Today's joke is (out of the new animal joke book my wife bought me today):

What kind of sharks never eat women?

Man eating ones!

Monday 29 September 2014

Re-Tax

I managed to type in about 1,500 words of SAASA 6 today. About 1,000 to go then I can proof it to put on at the weekend. Got to #1 again in science fiction, young adult, steampunk. Had no chance to do any drawing today but we did find the document we needed to re-tax the car.

Today's joke is:

If you lean over a balcony and cut open a rotten peach you will see the pitfall!

Friday 26 September 2014

Sunday

I drew one picture today, proof read SAASA 5 and put it on Amazon. It should be FREE on Sunday.

Today's joke is:

Heard a myth about a single bed placed on top of another one, and attached with a ladder. Fortunately, I was able to debunk it.

Thursday 25 September 2014

3

I did two drawings today and proof read 3 pages of SAASA5.

A funny thing happened to me on the way to a bank, I bumped into a clown...

Wednesday 24 September 2014

Maybe

Did lots of housekeeping things today so only typed in about 500 words and did 3 drawings.

Maybe had an idea for a York based detective book series...

Today's joke is:

I hate cliff hangers, do you know what I'm going to do about it...?

Tuesday 23 September 2014

Home Publishing

I managed to type in about 1,000 words today and do a drawing and a half. Then in Waitrose I saw a man I know and discussed self publishing on the Kindle with him for about an hour.

Today's joke is:

Cartoonist found dead at home, details are sketchy!

Monday 22 September 2014

Niche Market

I drew 3 drawings today and typed in 750 words, a little short on what I wanted to do.

Got to number 1 for Science Fiction, Steampunk, Young Adult on Amazon at the weekend. (It's amazing what 14 free downloads in one day will do in a niche market!)

Saturday 20 September 2014

FREE on Sunday

Finished typing in SAASA 5, it should be on by next weekend. The free promotion for SAASA 4 might start in about 10 minutes... but will probably be underway tomorrow morning sometime.

Also did 1 drawing today.

I'm not doing a joke today, download the short story for FREE and laugh lots!

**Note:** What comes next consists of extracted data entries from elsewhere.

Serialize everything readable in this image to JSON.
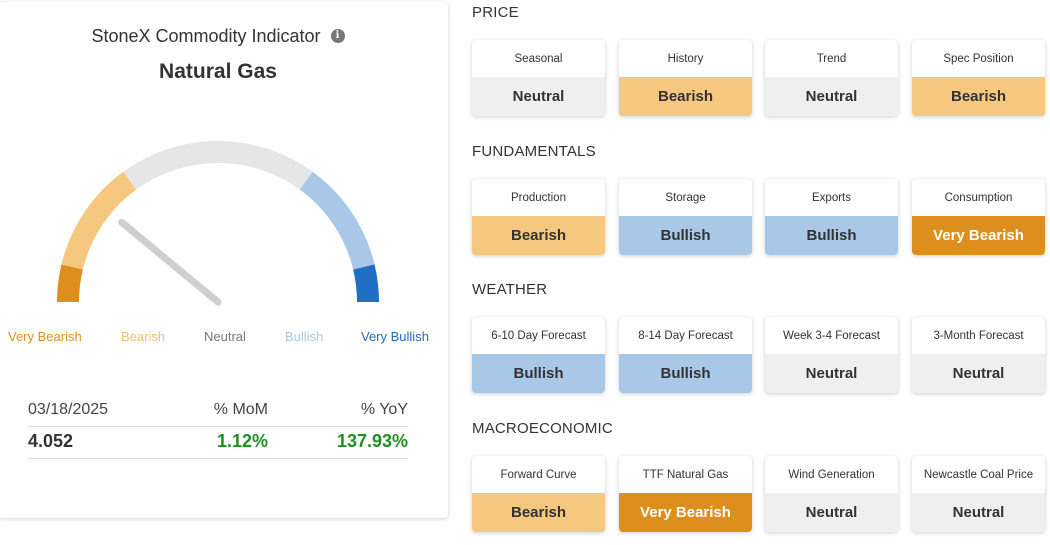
{
  "indicator": {
    "title": "StoneX Commodity Indicator",
    "info_icon": "i",
    "commodity": "Natural Gas",
    "gauge": {
      "value_label": "Neutral",
      "needle_fraction": 0.22,
      "labels": [
        "Very Bearish",
        "Bearish",
        "Neutral",
        "Bullish",
        "Very Bullish"
      ],
      "colors": {
        "very_bearish": "#de8e1d",
        "bearish": "#f6c77e",
        "neutral": "#e6e6e6",
        "bullish": "#a9c8e8",
        "very_bullish": "#1f6fc5"
      }
    },
    "stats": {
      "date": "03/18/2025",
      "mom_label": "% MoM",
      "yoy_label": "% YoY",
      "price": "4.052",
      "mom": "1.12%",
      "yoy": "137.93%"
    }
  },
  "sections": [
    {
      "title": "PRICE",
      "tiles": [
        {
          "label": "Seasonal",
          "value": "Neutral",
          "status": "neutral"
        },
        {
          "label": "History",
          "value": "Bearish",
          "status": "bearish"
        },
        {
          "label": "Trend",
          "value": "Neutral",
          "status": "neutral"
        },
        {
          "label": "Spec Position",
          "value": "Bearish",
          "status": "bearish"
        }
      ]
    },
    {
      "title": "FUNDAMENTALS",
      "tiles": [
        {
          "label": "Production",
          "value": "Bearish",
          "status": "bearish"
        },
        {
          "label": "Storage",
          "value": "Bullish",
          "status": "bullish"
        },
        {
          "label": "Exports",
          "value": "Bullish",
          "status": "bullish"
        },
        {
          "label": "Consumption",
          "value": "Very Bearish",
          "status": "vbearish"
        }
      ]
    },
    {
      "title": "WEATHER",
      "tiles": [
        {
          "label": "6-10 Day Forecast",
          "value": "Bullish",
          "status": "bullish"
        },
        {
          "label": "8-14 Day Forecast",
          "value": "Bullish",
          "status": "bullish"
        },
        {
          "label": "Week 3-4 Forecast",
          "value": "Neutral",
          "status": "neutral"
        },
        {
          "label": "3-Month Forecast",
          "value": "Neutral",
          "status": "neutral"
        }
      ]
    },
    {
      "title": "MACROECONOMIC",
      "tiles": [
        {
          "label": "Forward Curve",
          "value": "Bearish",
          "status": "bearish"
        },
        {
          "label": "TTF Natural Gas",
          "value": "Very Bearish",
          "status": "vbearish"
        },
        {
          "label": "Wind Generation",
          "value": "Neutral",
          "status": "neutral"
        },
        {
          "label": "Newcastle Coal Price",
          "value": "Neutral",
          "status": "neutral"
        }
      ]
    }
  ]
}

http://www.amazon.com/Arthurs-Steampunk-Adventure-Part-Only-ebook/dp/B00NQI3V22/ref=sr_1_1?s=books&ie=UTF8&qid=1411203364&sr=1-1&keywords=Sid+and+Arthur%27s+Steampunk+Adventure+part+4

Friday 19 September 2014

Sunday

I typed in 500 words of SAASA 5 and drew one drawing in Waitrose. I also scanned the other pictures in and put SAASA 4 on Amazon. I was planning to have it free tomorrow but it will have to be Sunday now.

Today's joke is:

Trapped in a container ship, a freight worse than death!

Thursday 18 September 2014

Formatting

I managed to type in 500 words today, and also do two drawings. I finished one at my daughter's house while having a cup of coffee then did another at Waitrose with my free coffee. I am thinking about formatting SAASA 4 tonight to put on Amazon for Saturday.

Today's joke is:

Then a bag of cement went past at 100 miles an hour. I thought, “That’s quicksand.”

Wednesday 17 September 2014

Mint

I still felt a bit funny after my cycle ride last night. So I typed in about 500 words today and did two drawings. If I can do about another 100 words of typing then I will finish chapter nine.

Today's joke is:

Well actually my wife was funny yesterday.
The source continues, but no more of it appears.